Besides being users of electricity, water and wastewater agencies are uniquely positioned to become major generators of renewable energy, creating the opportunity for the water-sector to play a major role in helping the state reach its ambitious renewable energy goals.

Water and wastewater agencies typically own or have rights to extensive facilities, lands, and rights of way that could be used to develop renewable electric generation facilities, not only to meet their own needs for electricity, but to potentially become exporters of electricity to the grid.  However, the water sector is naturally risk-averse and won’t be likely to develop excess energy unless a reasonable return on investments with minimal risks can be assured.

In order to encourage the water sector to develop excess energy, the report recommends that the state streamline and simplify the state’s many renewable and distributed energy programs, and make the terms and conditions of power sales agreements less confusing and less risky from a financial perspective.


California’s water and wastewater agencies spend $10 billion every year for system improvements and expansions, and this is likely to continue for the foreseeable future. Each project undertaken by the water sector presents an opportunity to integrate energy efficiency, demand response and distributed generation into their systems. However, in order for these benefits to be realized, the systems must be designed with operational flexibility and energy efficiency in mind.

The report points out that “absent any meaningful intervention, the water sector will continue expending billions of dollars every year on critical water and wastewater infrastructure that has not been optimized from a statewide energy perspective. … [A]accelerating water sector investments in recycled water and other critical water resources and infrastructure can yield incremental energy savings and associated reductions of GHGs that would otherwise be forever lost.”


The water sector is uniquely positioned to assist in meeting the state’s energy goals, but new policy frameworks and investment mechanisms will be needed. As the state moves forward, the state should shift its focus to answering the following fundamental questions:

  1. What types of water-energy measures and strategies will produce the highest benefits for the state overall?
  2. What barriers and hurdles will need to be overcome to implement those measures and strategies?
  3. Who are the key stakeholders whose support will be needed to overcome those barriers, and what are their respective roles in paving the way to statewide implementation?

Martha Davis and Grant Davis of ACWA’s Energy Committee, note in the report’s preface: “not all water and wastewater agencies have the same options, opportunities, or flexibility to consider feasible changes for when and how they use energy. From operational to fiscal to staffing concerns, a “one size fits all” approach to the State’s water-energy programs and policies won’t work.” However, Ms. Davis and Mr. Davis note “It is rare to have so much opportunity for making such a positive and powerful impact – improvements in energy efficiency, renewable energy generation and reduction in greenhouse gases – concentrated into one sector. It is an opportunity that cannot be ignored.”

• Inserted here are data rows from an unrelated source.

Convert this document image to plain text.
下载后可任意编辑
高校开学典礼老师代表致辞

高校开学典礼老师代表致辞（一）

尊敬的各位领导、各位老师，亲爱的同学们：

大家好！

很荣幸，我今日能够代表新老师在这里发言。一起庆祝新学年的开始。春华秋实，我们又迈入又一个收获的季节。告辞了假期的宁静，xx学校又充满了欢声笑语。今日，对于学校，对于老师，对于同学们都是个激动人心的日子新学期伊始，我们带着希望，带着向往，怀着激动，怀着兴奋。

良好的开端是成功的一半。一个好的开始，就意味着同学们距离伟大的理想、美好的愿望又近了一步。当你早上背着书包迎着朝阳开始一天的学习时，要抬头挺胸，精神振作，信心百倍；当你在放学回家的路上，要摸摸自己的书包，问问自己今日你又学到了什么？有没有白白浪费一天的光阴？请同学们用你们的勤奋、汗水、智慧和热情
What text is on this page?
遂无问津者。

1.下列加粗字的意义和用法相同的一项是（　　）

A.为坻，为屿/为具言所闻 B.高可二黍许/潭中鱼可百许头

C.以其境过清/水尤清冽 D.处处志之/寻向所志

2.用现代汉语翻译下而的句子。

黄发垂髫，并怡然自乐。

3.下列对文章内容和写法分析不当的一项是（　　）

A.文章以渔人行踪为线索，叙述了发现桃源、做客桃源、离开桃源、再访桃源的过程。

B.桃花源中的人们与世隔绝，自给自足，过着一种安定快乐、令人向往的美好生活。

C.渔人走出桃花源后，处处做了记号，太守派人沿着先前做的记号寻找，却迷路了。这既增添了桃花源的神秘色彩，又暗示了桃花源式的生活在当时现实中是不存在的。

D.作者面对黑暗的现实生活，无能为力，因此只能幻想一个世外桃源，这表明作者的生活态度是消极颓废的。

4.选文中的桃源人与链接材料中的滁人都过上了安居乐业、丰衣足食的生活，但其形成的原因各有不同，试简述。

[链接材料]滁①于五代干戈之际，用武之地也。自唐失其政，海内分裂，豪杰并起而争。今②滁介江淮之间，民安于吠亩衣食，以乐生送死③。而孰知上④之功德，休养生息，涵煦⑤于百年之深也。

An open dialogue between the water and energy sectors needs to occur, the paper concludes, and it will be important to start with a clean slate:

By first setting aside all known barriers and hurdles, the water-energy nexus can provide a basis for establishing a new framework for optimizing the state’s limited investments across multiple resources, programs, and markets. The new decision-making frameworks, metrics, methods and tools developed for water-energy programs and measures can set the stage for additional cross-cutting programs that have not yet even begun to be formulated. The ultimate goal is to find the points of intersection and overlaps, leverage the points of synergy, and close the gaps, with the aim of achieving the state’s resource and environmental goals as cost-effectively as possible.”